Let's dig into the steps of the mental map:

  1. Connect to the gateway with the URL provided by the GET /gateway/bot request.
  2. Await the HELLO event Discord sends upon connection.
    • Use this to set heartbeat intervals and initialize the sequence number.

    Adding a Jitter

    Add a "jitter" for the first heartbeat so that Discord is not overwhelmed with a heartbeat from every spawned shard at once.
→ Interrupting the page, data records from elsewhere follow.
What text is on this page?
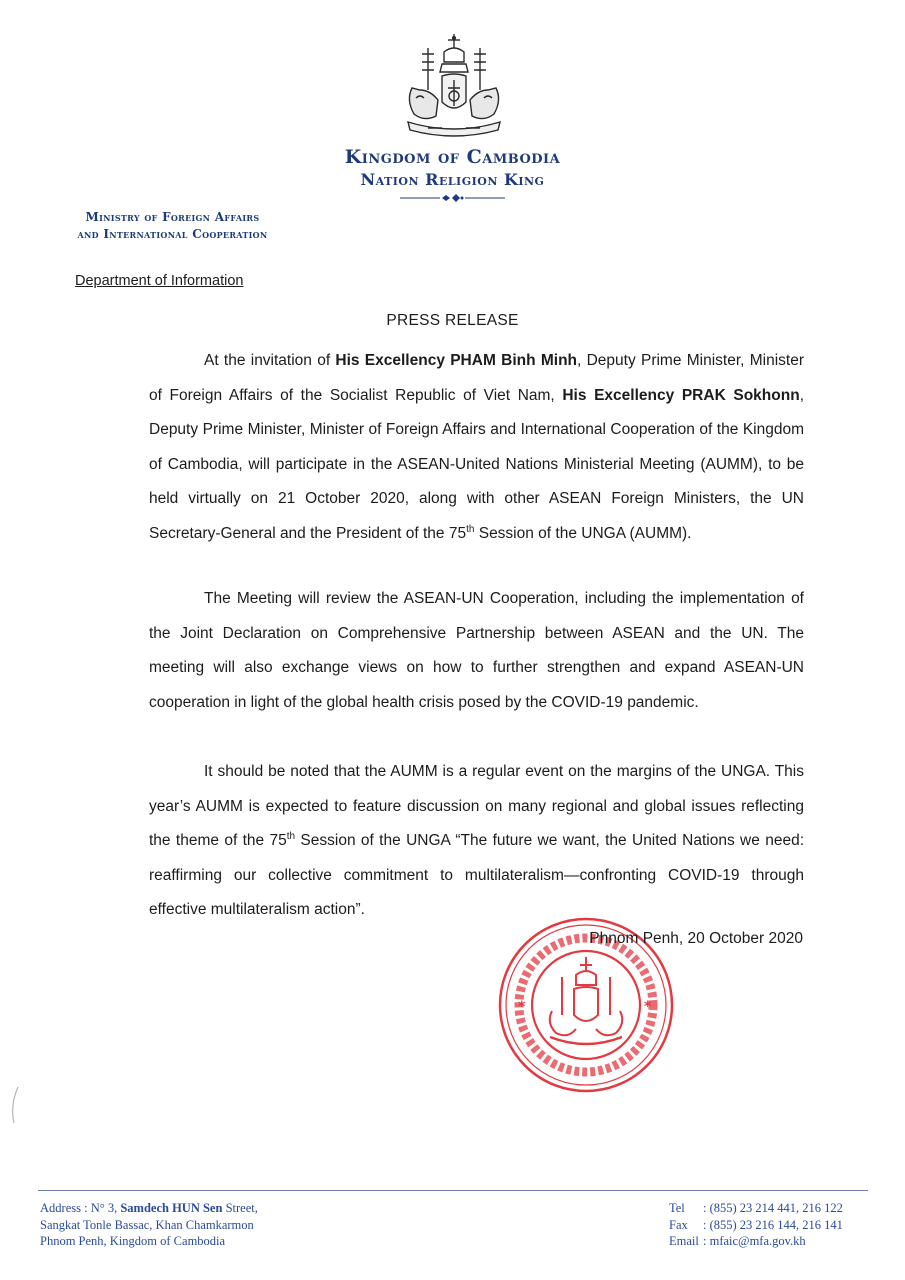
Kingdom of Cambodia
Nation Religion King
Ministry of Foreign Affairs
and International Cooperation
Department of Information
PRESS RELEASE

At the invitation of His Excellency PHAM Binh Minh, Deputy Prime Minister, Minister of Foreign Affairs of the Socialist Republic of Viet Nam, His Excellency PRAK Sokhonn, Deputy Prime Minister, Minister of Foreign Affairs and International Cooperation of the Kingdom of Cambodia, will participate in the ASEAN-United Nations Ministerial Meeting (AUMM), to be held virtually on 21 October 2020, along with other ASEAN Foreign Ministers, the UN Secretary-General and the President of the 75th Session of the UNGA (AUMM).

The Meeting will review the ASEAN-UN Cooperation, including the implementation of the Joint Declaration on Comprehensive Partnership between ASEAN and the UN. The meeting will also exchange views on how to further strengthen and expand ASEAN-UN cooperation in light of the global health crisis posed by the COVID-19 pandemic.

It should be noted that the AUMM is a regular event on the margins of the UNGA. This year’s AUMM is expected to feature discussion on many regional and global issues reflecting the theme of the 75th Session of the UNGA “The future we want, the United Nations we need: reaffirming our collective commitment to multilateralism—confronting COVID-19 through effective multilateralism action”.

*	*
Phnom Penh, 20 October 2020
Address : N° 3, Samdech HUN Sen Street,
Sangkat Tonle Bassac, Khan Chamkarmon
Phnom Penh, Kingdom of Cambodia
Tel	: (855) 23 214 441, 216 122
Fax	: (855) 23 216 144, 216 141
Email : mfaic@mfa.gov.kh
    • This is when the heartbeat task is started to keep the session alive.
  3. Send IDENTIFY through the websocket.
  4. Now, it's about listening to certain OP codes. Only OP codes that impact the connection state are listed.
    • OP 0: dispatch. Enqueue this for the core Bot Client event dispatcher to pick up.
    • OP 7: a disconnect occurred and Discord wants to RESUME.
    • OP 9: a disconnect occurred causing the session to be invalid. Discord wants to start fresh and re-identify.
  5. If Discord requests a reconnect, there are multiple conditions to consider:
    • receiving an OP 7 as described in step 4
    • disconnected with a close code that allows reconnection
    • disconnected with no close code
    • OP 9 with d set to True

Key Idea

Each connection or shard gets its own task to connect, identify, reconnect or re-identify if needed, listen to events, and eventually close.

Bot Client

The Bot Client is responsible for orchestrating HTTP and gateway clients or shards, and running startup and shutdown hooks. It also provides thin helpers to create resources from events or models. The Bot Client is intentionally not a god object.

Bot Client Mental Map

Figure 3: Bot Client Mental Map

  1. Start the HTTP Client.
  2. Run setup hooks (an array of callable functions). These hooks run once for the entire life cycle of the bot (even after reconnects).
  3. Fetch the gateway info. This is where important start up info is obtained such as the total number of recommended shards, how many shards can be started concurrently, and the recommended gateway connect URL.
  4. Based on the gateway info from step 3, fire an asyncio task to listen to each shard's event queue. Shards already started can start taking in events as soon as they are ready. A short delay per batch (currently 5 seconds) to respect Discord's gateway concurrency limits.

Key Idea

The Bot Client's sole purpose is to provide a thin abstraction layer between internals and the user-facing API.

Data Model

ScurryPy uses a custom DataModel instead of third-party serialization libraries to retain explicit control over field handling, defaults, and Discord-specific quirks. The DataModel class is responsible for turning Discord's JSON into clean, type-safe Python objects, and back to a dictionary when needed. This gives Discord payloads a more OOP feel. Instead of saying event['data'], it's just event.data. This class also serves technical use in that the user no longer has to worry about key errors. Keys that appear in the model but not in the payload are set to None.

Discord Payloads

URL parameters when connecting to Discord's gateway set the stage for how Discord should send its payloads. ScurryPy defaults to ?v=10&encoding=json to receive a string formatted like a JSON. Then the payload is converted to a dictionary with json.loads.

Data Model Mental Map

Figure 4: Data Model Mental Map

  1. The from_dict function hydrates a dataclass by iterating over its fields and pulling matching values from Discord's JSON payload.
  2. If data has to be sent to Discord (in the form of a dictionary), to_dict does the reverse: recursively converts the dataclass attributes (and dataclasses within) back into a dictionary.

Key Idea

This DataModel class exists to deserialize Discord's payloads and serialize dataclasses for fluent communication between ScurryPy and Discord.

Conclusion

Because every subsystem is small, explicit, and self-contained, extending ScurryPy is almost trivial: add a model, add a resource, and use the HTTP client directly. Users can prototype new Discord features the day they release, build custom caching, or omit caching entirely. The library does not fight the user. That's the benefit of clarity over magic.